On The Liberties of Historical Fiction…

Over the weekend I had a conversation with a friend, sharing with her my latest and rather impulsive choice of novel to read. I also shared with her some of my reservations on reading this particular novel. The first is that often writers take liberties on characterising historical figures. Writers give them a voice, agency and motivation – a lot of which of course are imagined. To some extent, I am willing to gloss this over if the writer shows through his or her work evidence of research to capture the zeitgeist of the period, the way certain period dramas are able to do so for the television or the big screen.

My reservation on reading this novel stems from the concern, or even fear that Sufis of the past (whether great or insignificant in the blot of history) will be depicted through the lens of today, that in writing for a modern audience, will indeed pander to the sensibilities and desires of modern times in order for them to relate to the past.
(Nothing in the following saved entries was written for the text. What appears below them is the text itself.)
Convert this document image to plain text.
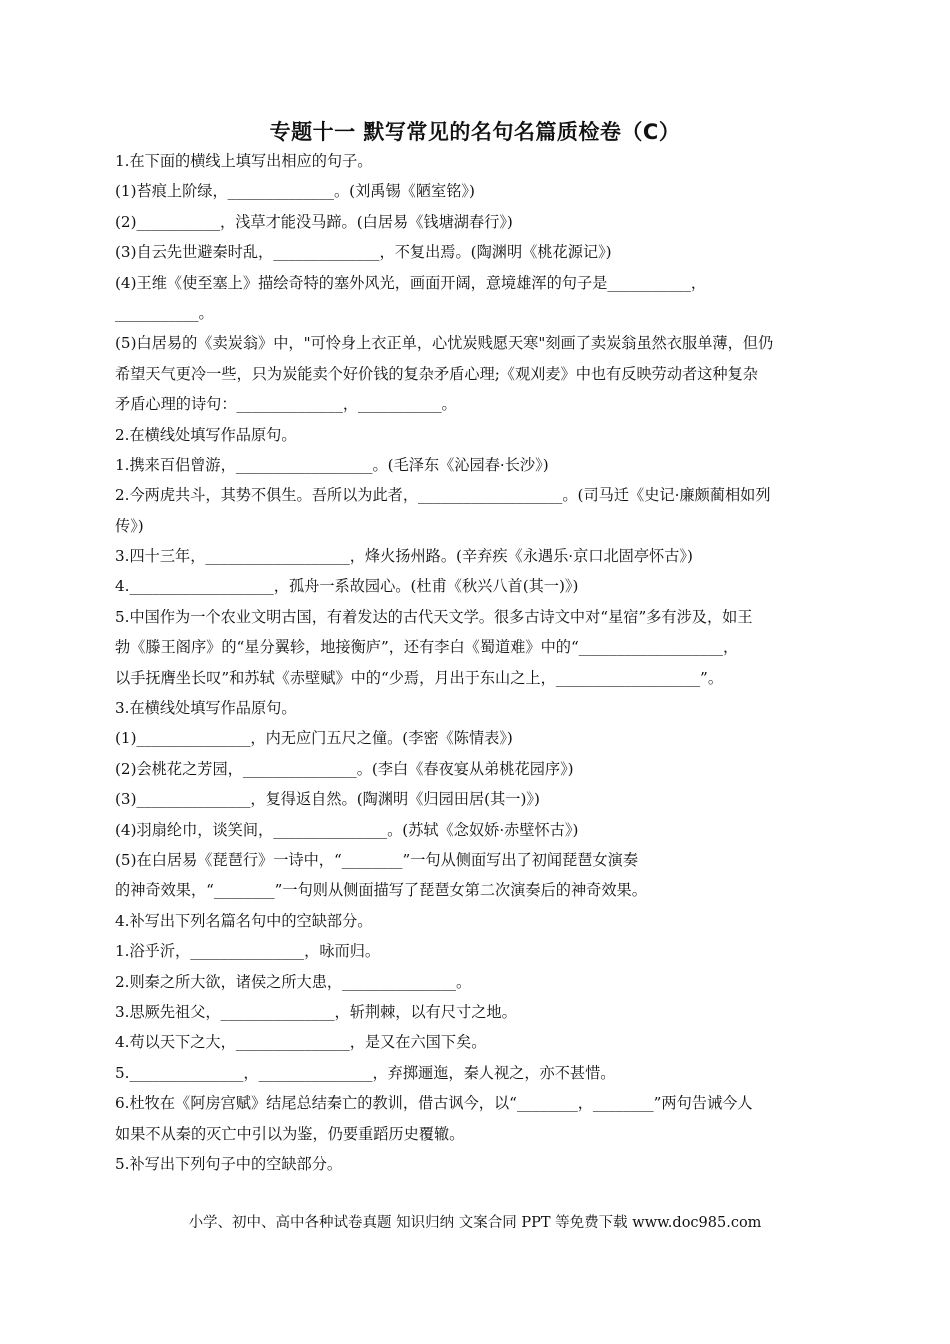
专题十一 默写常见的名句名篇质检卷（C）
1.在下面的横线上填写出相应的句子。
(1)苔痕上阶绿，______________。(刘禹锡《陋室铭》)
(2)___________，浅草才能没马蹄。(白居易《钱塘湖春行》)
(3)自云先世避秦时乱，______________，不复出焉。(陶渊明《桃花源记》)
(4)王维《使至塞上》描绘奇特的塞外风光，画面开阔，意境雄浑的句子是___________，
___________。
(5)白居易的《卖炭翁》中，"可怜身上衣正单，心忧炭贱愿天寒"刻画了卖炭翁虽然衣服单薄，但仍
希望天气更冷一些，只为炭能卖个好价钱的复杂矛盾心理;《观刈麦》中也有反映劳动者这种复杂
矛盾心理的诗句：______________，___________。
2.在横线处填写作品原句。
1.携来百侣曾游，__________________。(毛泽东《沁园春·长沙》)
2.今两虎共斗，其势不俱生。吾所以为此者，___________________。(司马迁《史记·廉颇蔺相如列
传》)
3.四十三年，___________________，烽火扬州路。(辛弃疾《永遇乐·京口北固亭怀古》)
4.___________________，孤舟一系故园心。(杜甫《秋兴八首(其一)》)
5.中国作为一个农业文明古国，有着发达的古代天文学。很多古诗文中对“星宿”多有涉及，如王
勃《滕王阁序》的“星分翼轸，地接衡庐”，还有李白《蜀道难》中的“___________________，
以手抚膺坐长叹”和苏轼《赤壁赋》中的“少焉，月出于东山之上，___________________”。
3.在横线处填写作品原句。
(1)_______________，内无应门五尺之僮。(李密《陈情表》)
(2)会桃花之芳园，_______________。(李白《春夜宴从弟桃花园序》)
(3)_______________，复得返自然。(陶渊明《归园田居(其一)》)
(4)羽扇纶巾，谈笑间，_______________。(苏轼《念奴娇·赤壁怀古》)
(5)在白居易《琵琶行》一诗中，“________”一句从侧面写出了初闻琵琶女演奏
的神奇效果，“________”一句则从侧面描写了琵琶女第二次演奏后的神奇效果。
4.补写出下列名篇名句中的空缺部分。
1.浴乎沂，_______________，咏而归。
2.则秦之所大欲，诸侯之所大患，_______________。
3.思厥先祖父，_______________，斩荆棘，以有尺寸之地。
4.苟以天下之大，_______________，是又在六国下矣。
5._______________，_______________，弃掷逦迤，秦人视之，亦不甚惜。
6.杜牧在《阿房宫赋》结尾总结秦亡的教训，借古讽今，以“________，________”两句告诫今人
如果不从秦的灭亡中引以为鉴，仍要重蹈历史覆辙。
5.补写出下列句子中的空缺部分。
小学、初中、高中各种试卷真题 知识归纳 文案合同 PPT 等免费下载 www.doc985.com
Think of all the inspirational Instagram posts quoting Rumi on love and life – almost completely devoid of its original Islamic contexts.

Having read 75 pages of the novel thus far (an achievement in itself) I am afraid my hunch was correct. In the early part of the novel where I’m at, the great Sufi, Shams Tabrizi seems impetuous in his quest to find his spiritual companion – almost as impetuous as the teenage daughter of the protagonist who had declared to her parents her decision to get married to the love of her life who she met some eight months before.

Other than that, the novel reads smoothly once you overcome the multiple narrators and the constant switching between past and present. I don’t feel like I’m invested in the novel as yet, but it hasn’t proven to be a bore either. Reading it over sips of latte seems to do the trick. I think I’m enjoying the set-up (reading over coffee) more than the novel itself.